Les fouilles ont permis la mise au jour de plusieurs artéfacts. Ceux-ci comprennent des fragments de pointes de projectiles, des grattoirs possiblement utilisés sur les peaux d’animaux, des extrémités en pierre d’outils dont on peut supposer que le manche était en bois, des fragments de pots en céramique servant à la cuisson et des ossements d’animaux brûlés et blanchis par la chaleur.
«Jusqu’à présent, mes campagnes de fouilles ont permis la découverte d’une quinzaine de sites archéologiques, souligne-t-elle. J’essaie de lier ça avec les autres sites découverts au Québec et dans le Nord-Est américain. On sait encore très peu de choses sur le potentiel archéologique de cette grande région. On connaît par contre l’existence de réseaux d’échanges de différents peuples sur de longues distances. Mais comment étaient-ils connectés? Quels matériaux circulaient? On a trouvé des objets en pierre dont le matériau ne provient pas des Hautes-Laurentides, mais plutôt du lac Mistassini, au Québec, du Maine et de la région des Grands-Lacs.»
Le passé de la nation abénakise
Du 19 au 30 juillet, la professeure Bain et sa collègue la géoarchéologue Najat Bhiry, du Département de géographie, ont participé à des fouilles menées sur le site du Fort d’Odanak, dans la région de Sorel. Elles étaient accompagnées de deux étudiantes en archéologie aux cycles supérieurs. Le chantier était un projet du Groupe de recherche en archéométrie (GRA) de l’Université Laval, en collaboration avec le Grand Conseil de la nation waban-aki. Il était placé sous la direction de l’archéologue Geneviève Treyvaud, membre du GRA.
«Dix ans de fouilles à cet endroit ont pris fin cet été, explique Allison Bain. Les travaux visaient à comprendre l’histoire de la nation abénakise, entre autres depuis l’époque de la Nouvelle-France. D’ailleurs, de jeunes membres de ce premier peuple, âgés de 11 à 14 ans, ont passé une semaine sur le site dans le cadre d’un camp de jour en archéologie afin de s’immerger dans la culture abénakise.»
Cet été, les fouilleurs ont repéré plusieurs fosses d’entreposage ou de déchets datant du 18e et du 19e siècles. De nombreux artefacts ont été trouvés.

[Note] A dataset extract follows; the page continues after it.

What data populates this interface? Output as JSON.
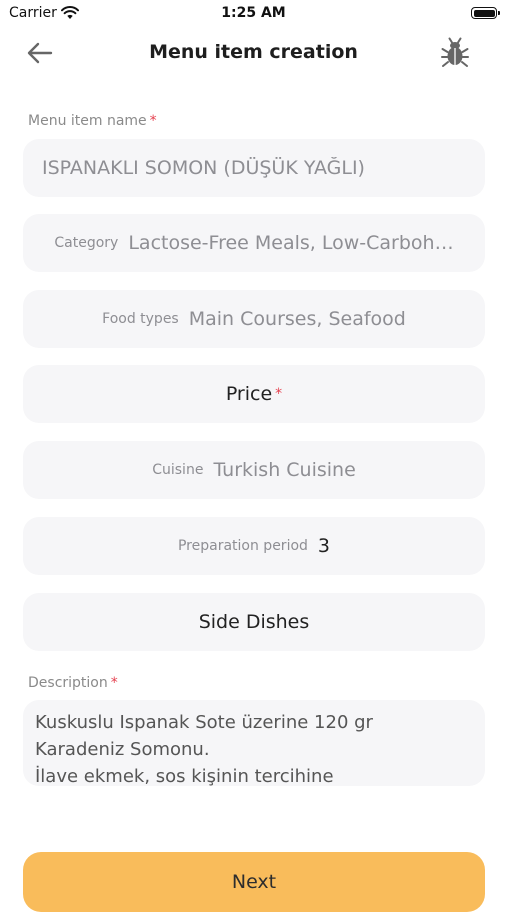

«Les fosses sont très riches en culture matérielle qui témoignent de la vie quotidienne, poursuit-elle. Nous avons trouvé beaucoup de fragments de céramique de la période historique, ainsi que des centaines de perles de verre, des os de poissons et de mammifères, mais surtout des objets qui suggèrent une occupation pendant le 18e et le 19e siècles. Une pierre à fusil remontant possiblement à la fin du 18e siècle et un clou tréfilé manufacturé au 19e siècle et crochi pour en faire un hameçon sont des exemples.»